Relevant Sustainable Development Goals
Corruption and illicit financial flows are major obstacles to tackling national and international development challenges such as the fight against climate change or the pursuit of sustainable peace and security. Corruption inhibits inclusive growth and jobs, and damages the fabric of society by reducing trust and denying citizens’ access to essential services – for example, by inflating the price of pharmaceuticals beyond the reach of new mothers and infants or reducing crop prices for independent farmers.
This information note was commissioned in 2019 by the House of Commons’ International Development Committee (IDC) for its inquiry into Sustainable Development Goal 16. It describes the UK aid programme’s current approach, and proposes lines of enquiry for potential future investigation by the committee, ICAI or other interested stakeholders.

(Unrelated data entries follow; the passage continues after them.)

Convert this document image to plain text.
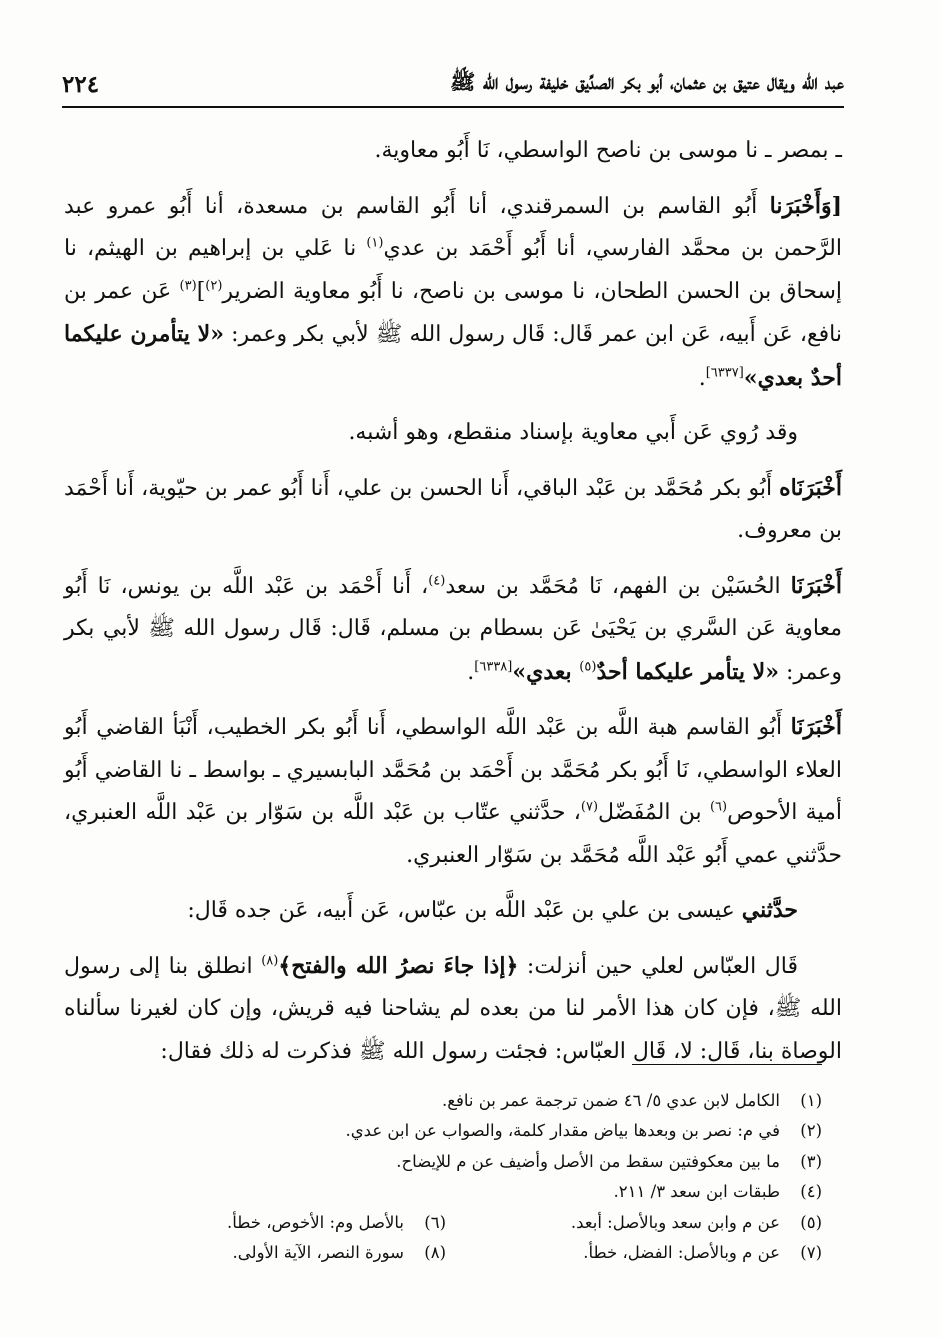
عبد الله ويقال عتيق بن عثمان، أبو بكر الصدِّيق خليفة رسول الله ﷺ
٢٢٤

ـ بمصر ـ نا موسى بن ناصح الواسطي، نَا أَبُو معاوية.

[وَأَخْبَرَنا أَبُو القاسم بن السمرقندي، أنا أَبُو القاسم بن مسعدة، أنا أَبُو عمرو عبد الرَّحمن بن محمَّد الفارسي، أنا أَبُو أَحْمَد بن عدي$^{(١)}$ نا عَلي بن إبراهيم بن الهيثم، نا إسحاق بن الحسن الطحان، نا موسى بن ناصح، نا أَبُو معاوية الضرير$^{(٢)}$]$^{(٣)}$ عَن عمر بن نافع، عَن أَبيه، عَن ابن عمر قَال: قَال رسول الله ﷺ لأبي بكر وعمر: «لا يتأمرن عليكما أحدٌ بعدي»[٦٣٣٧].

وقد رُوي عَن أَبي معاوية بإسناد منقطع، وهو أشبه.

أَخْبَرَنَاه أَبُو بكر مُحَمَّد بن عَبْد الباقي، أَنا الحسن بن علي، أَنا أَبُو عمر بن حيّوية، أَنا أَحْمَد بن معروف.

أَخْبَرَنَا الحُسَيْن بن الفهم، نَا مُحَمَّد بن سعد$^{(٤)}$، أَنا أَحْمَد بن عَبْد اللَّه بن يونس، نَا أَبُو معاوية عَن السَّري بن يَحْيَىٰ عَن بسطام بن مسلم، قَال: قَال رسول الله ﷺ لأبي بكر وعمر: «لا يتأمر عليكما أحدٌ$^{(٥)}$ بعدي»[٦٣٣٨].

أَخْبَرَنَا أَبُو القاسم هبة اللَّه بن عَبْد اللَّه الواسطي، أَنا أَبُو بكر الخطيب، أَنْبَأ القاضي أَبُو العلاء الواسطي، نَا أَبُو بكر مُحَمَّد بن أَحْمَد بن مُحَمَّد البابسيري ـ بواسط ـ نا القاضي أَبُو أمية الأحوص$^{(٦)}$ بن المُفَضّل$^{(٧)}$، حدَّثني عتّاب بن عَبْد اللَّه بن سَوّار بن عَبْد اللَّه العنبري، حدَّثني عمي أَبُو عَبْد اللَّه مُحَمَّد بن سَوّار العنبري.

حدَّثني عيسى بن علي بن عَبْد اللَّه بن عبّاس، عَن أَبيه، عَن جده قَال:

قَال العبّاس لعلي حين أنزلت: ﴿إذا جاءَ نصرُ الله والفتح﴾$^{(٨)}$ انطلق بنا إلى رسول الله ﷺ، فإن كان هذا الأمر لنا من بعده لم يشاحنا فيه قريش، وإن كان لغيرنا سألناه الوصاة بنا، قَال: لا، قَال العبّاس: فجئت رسول الله ﷺ فذكرت له ذلك فقال:

(١)
الكامل لابن عدي ٥/ ٤٦ ضمن ترجمة عمر بن نافع.
(٢)
في م: نصر بن وبعدها بياض مقدار كلمة، والصواب عن ابن عدي.
(٣)
ما بين معكوفتين سقط من الأصل وأضيف عن م للإيضاح.
(٤)
طبقات ابن سعد ٣/ ٢١١.
(٥)
عن م وابن سعد وبالأصل: أبعد.
(٦)
بالأصل وم: الأخوص، خطأ.
(٧)
عن م وبالأصل: الفضل، خطأ.
(٨)
سورة النصر، الآية الأولى.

This note focuses on the government’s work to tackle corruption and illicit financial flows in developing countries since the 2016 Anti-Corruption Summit hosted by then-Prime Minister David Cameron. It maps the UK’s bilateral, international and domestic efforts to tackle corruption and illicit financial flows for the benefit of developing countries. It does not reach evaluative judgments on any specific aid programmes, nor does it seek to conclude if particular interventions are relevant or effective, but instead recommends future areas for possible follow-up.
Proposed lines of enquiry
- How the UK defines the scope and prioritises its anti-corruption work.
- How the UK coordinates complex strategies and activities across multiple government departments.
- How the government influences the wider international community.
- The level of skills and resources required to successfully tackle corruption and illicit financial flows.
- How the UK uses evidence to increase its understanding of what works.
- How the UK can best act as a good global citizen and a global partner of choice.